Be careful to use a range of frameworks as the vast majority at the moment is grammatical terms. Don't take any of those out, just add discourse, lexis etc.

Good. You are able to make a range of connections and you are clustering quotes well. Work on structure at the planning stage so each paragraph develops a single point of comparison with multiple quotes.

Make connections and contrasts much more explicit with discourse markers e.g. In terms of purpose, both A and B... Because they are both... Where they contrast is...
When you are talking about hypercorrectness, you need a clear explanation - I think what you are trying to get at is that when the BBC article is discussing descending numbers, they get down below 10 and switch to words instead of numerals, so you get "11" contrasted with "eight", which is standard grammar but looks odd and confusing for those who don't know those rules, so I would label that as hypercorrect, which might seem an odd choice, however it is well suited for the more conservative (small c) audience who expect high grammatical standards of the BBC and may trust the institution to provide them with their news only while those standards are maintained. I would argue, in contrast, that the splitting of aspects of the story into one-sentence paragraphs is not standard as you should only change paragraph for changes of time, topic, place or speaker and so there is no need to split paragraphs 7&8. This seems to be done to try and make the text easier to access for the BBC's wide audience - they are meant to serve the widest audience-base possible and they must need to compete with easily-read tabloids who employ the same strategy of single-sentence paragraphs, so this convention is significant in terms of the text's appeal.
Prove PEE that A has more synthetic personalisation whereas seemingly unbiased facts are presnted rather than relationship-building in text B. Always support your points with close PEE or they don't get credit. 

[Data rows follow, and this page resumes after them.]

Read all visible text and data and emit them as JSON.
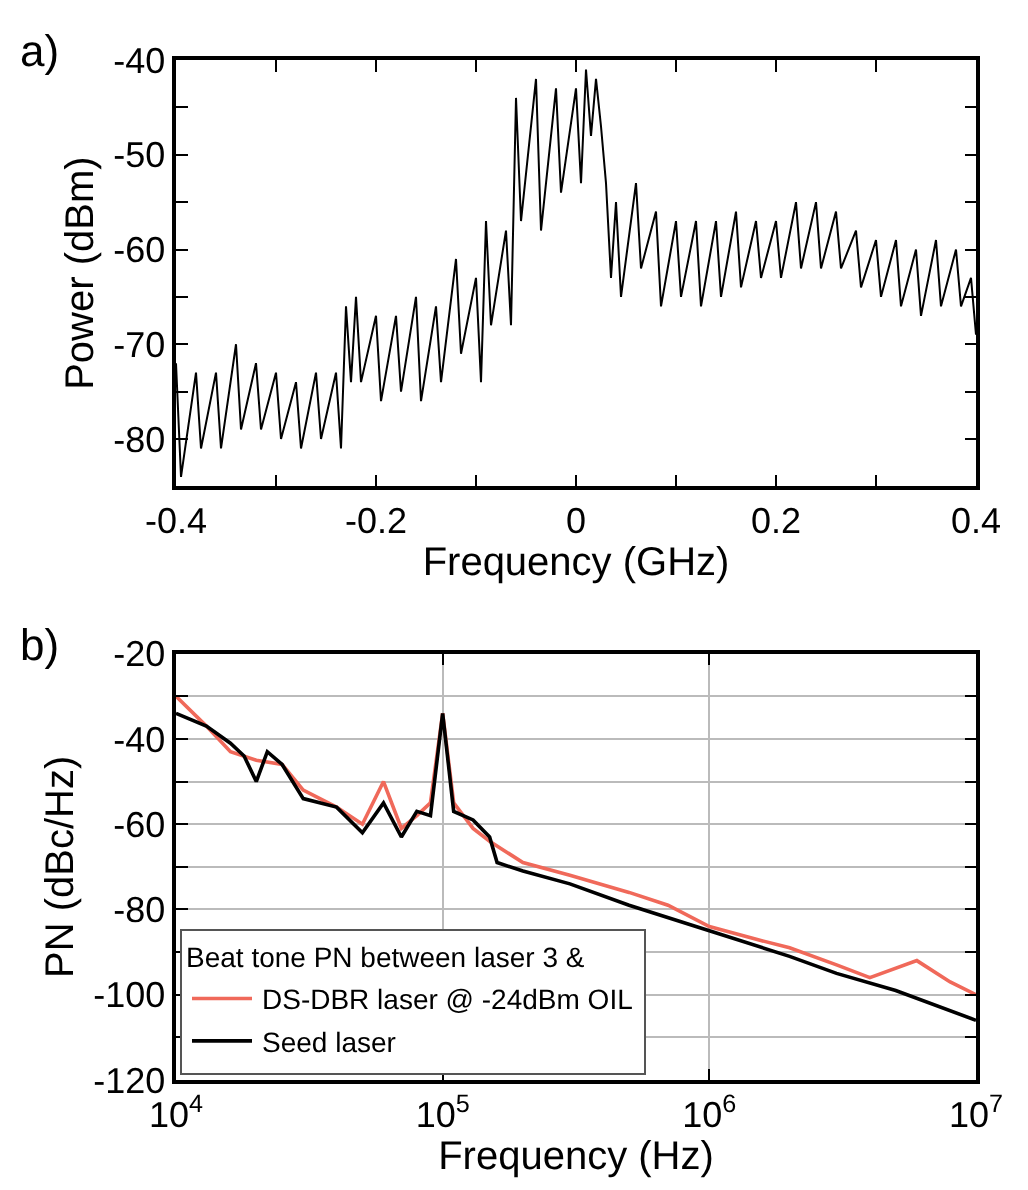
{
  "chart_data": [
    {
      "type": "line",
      "annotations": [
        "a)"
      ],
      "xlabel": "Frequency (GHz)",
      "ylabel": "Power (dBm)",
      "x": [
        -0.4,
        -0.395,
        -0.38,
        -0.375,
        -0.36,
        -0.355,
        -0.34,
        -0.335,
        -0.32,
        -0.315,
        -0.3,
        -0.295,
        -0.28,
        -0.275,
        -0.26,
        -0.255,
        -0.24,
        -0.235,
        -0.23,
        -0.225,
        -0.22,
        -0.215,
        -0.2,
        -0.195,
        -0.18,
        -0.175,
        -0.16,
        -0.155,
        -0.14,
        -0.135,
        -0.12,
        -0.115,
        -0.1,
        -0.095,
        -0.09,
        -0.085,
        -0.07,
        -0.065,
        -0.06,
        -0.055,
        -0.04,
        -0.035,
        -0.02,
        -0.015,
        0.0,
        0.005,
        0.01,
        0.015,
        0.02,
        0.025,
        0.03,
        0.035,
        0.04,
        0.045,
        0.06,
        0.065,
        0.08,
        0.085,
        0.1,
        0.105,
        0.12,
        0.125,
        0.14,
        0.145,
        0.16,
        0.165,
        0.18,
        0.185,
        0.2,
        0.205,
        0.22,
        0.225,
        0.24,
        0.245,
        0.26,
        0.265,
        0.28,
        0.285,
        0.3,
        0.305,
        0.32,
        0.325,
        0.34,
        0.345,
        0.36,
        0.365,
        0.38,
        0.385,
        0.395,
        0.4
      ],
      "series": [
        {
          "color": "#000000",
          "values": [
            -72,
            -84,
            -73,
            -81,
            -73,
            -81,
            -70,
            -79,
            -72,
            -79,
            -73,
            -80,
            -74,
            -81,
            -73,
            -80,
            -73,
            -81,
            -66,
            -74,
            -65,
            -74,
            -67,
            -76,
            -67,
            -75,
            -65,
            -76,
            -66,
            -74,
            -61,
            -71,
            -63,
            -74,
            -57,
            -68,
            -58,
            -68,
            -44,
            -57,
            -42,
            -58,
            -43,
            -54,
            -43,
            -53,
            -41,
            -48,
            -42,
            -47,
            -53,
            -63,
            -55,
            -65,
            -53,
            -62,
            -56,
            -66,
            -57,
            -65,
            -57,
            -66,
            -57,
            -65,
            -56,
            -64,
            -57,
            -63,
            -57,
            -63,
            -55,
            -62,
            -55,
            -62,
            -56,
            -62,
            -58,
            -64,
            -59,
            -65,
            -59,
            -66,
            -60,
            -67,
            -59,
            -66,
            -60,
            -66,
            -63,
            -69
          ]
        }
      ],
      "xlim": [
        -0.4,
        0.4
      ],
      "xticks": [
        -0.4,
        {
          "value": -0.3,
          "label": null
        },
        -0.2,
        {
          "value": -0.1,
          "label": null
        },
        0.0,
        {
          "value": 0.1,
          "label": null
        },
        0.2,
        {
          "value": 0.3,
          "label": null
        },
        0.4
      ],
      "ylim": [
        -85,
        -40
      ],
      "yticks": [
        {
          "value": -85,
          "label": null
        },
        -80,
        {
          "value": -75,
          "label": null
        },
        -70,
        {
          "value": -65,
          "label": null
        },
        -60,
        {
          "value": -55,
          "label": null
        },
        -50,
        {
          "value": -45,
          "label": null
        },
        -40
      ],
      "grid": false,
      "legend": false,
      "line_style": "solid",
      "marker": "none"
    },
    {
      "type": "line",
      "annotations": [
        "b)"
      ],
      "xlabel": "Frequency (Hz)",
      "ylabel": "PN (dBc/Hz)",
      "legend_title": "Beat tone PN between laser 3 &",
      "log": "x",
      "series": [
        {
          "name": "DS-DBR laser @ -24dBm OIL",
          "color": "#f0695a",
          "x": [
            10000,
            13000,
            16000,
            20000,
            25000,
            30000,
            40000,
            50000,
            60000,
            70000,
            80000,
            90000,
            100000,
            110000,
            130000,
            150000,
            200000,
            300000,
            500000,
            700000,
            1000000,
            1500000,
            2000000,
            3000000,
            4000000,
            6000000,
            8000000,
            10000000
          ],
          "values": [
            -30,
            -37,
            -43,
            -45,
            -46,
            -52,
            -56,
            -60,
            -50,
            -61,
            -58,
            -55,
            -34,
            -55,
            -61,
            -64,
            -69,
            -72,
            -76,
            -79,
            -84,
            -87,
            -89,
            -93,
            -96,
            -92,
            -97,
            -100
          ]
        },
        {
          "name": "Seed laser",
          "color": "#000000",
          "x": [
            10000,
            13000,
            16000,
            18000,
            20000,
            22000,
            25000,
            30000,
            40000,
            50000,
            60000,
            70000,
            80000,
            90000,
            100000,
            110000,
            130000,
            150000,
            160000,
            200000,
            300000,
            500000,
            1000000,
            2000000,
            3000000,
            5000000,
            10000000
          ],
          "values": [
            -34,
            -37,
            -41,
            -44,
            -50,
            -43,
            -46,
            -54,
            -56,
            -62,
            -55,
            -63,
            -57,
            -58,
            -34,
            -57,
            -59,
            -63,
            -69,
            -71,
            -74,
            -79,
            -85,
            -91,
            -95,
            -99,
            -106
          ]
        }
      ],
      "xlim": [
        10000,
        10000000
      ],
      "xticks": [
        {
          "value": 10000,
          "label": "10$^{4}$"
        },
        {
          "value": 100000,
          "label": "10$^{5}$"
        },
        {
          "value": 1000000,
          "label": "10$^{6}$"
        },
        {
          "value": 10000000,
          "label": "10$^{7}$"
        }
      ],
      "ylim": [
        -120,
        -20
      ],
      "yticks": [
        -120,
        {
          "value": -110,
          "label": null
        },
        -100,
        {
          "value": -90,
          "label": null
        },
        -80,
        {
          "value": -70,
          "label": null
        },
        -60,
        {
          "value": -50,
          "label": null
        },
        -40,
        {
          "value": -30,
          "label": null
        },
        -20
      ],
      "grid": true,
      "legend": "bottom left",
      "line_style": "solid",
      "marker": "none"
    }
  ]
}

Don't forget to use the term 'represent' as often as possible - practise the skill of summing up how something in the text is represented.

Check affect (verb) and effect (noun).

Very promising. Compare/contrast the texts in the topic sentence then explore the degrees of similarity and difference on that point of comparablilty, considering the complexities and using PEE (with terminology) to support your points.

If you have quick differences you want to deal with, consider using the 'although' structure e.g. Although the content of text A relates to what is going to happen in the future in terms of political policy and text B refers to the recent past in current affairs, both texts...

A real danger is using the same area of comparablity more than once. You have already compared on imperatives/declaratives so you mustn't do another grammatical focus, let alone another sentence mood one! Try Hudson's dimensions of mode or a lexis or discourse point. Or a GRAPE point - pick one aspect e.g. audience expectations.

Once you have a well-planned range of points of comparison and you have supported points well with subtle and developed discussion of how techniques link to the GRAPE, you will really improve.

This is very good and the more you practise, the quicker ideas will come and the better you will express them. Choose your own text to compare for extra practice - all you need to do is pick an idea like trains, politics, police (which we've done all of - what else could you pick?) and choose two contrasting genres/forms.

Better not to rush to fit more in and end up making unsupported points. Consistent development and supporting of points is better than covering more. Make sure you use proofreading and editing time effectively to improve the quality throughout rather than spend that time writing more.

In the comparison, use a topic sentence that indicates the point of comparability e.g. In terms of dominant sentence moods, text A... whereas text B... 

Really work on shaping your ideas at the planning stage to ensure you hit the upper band.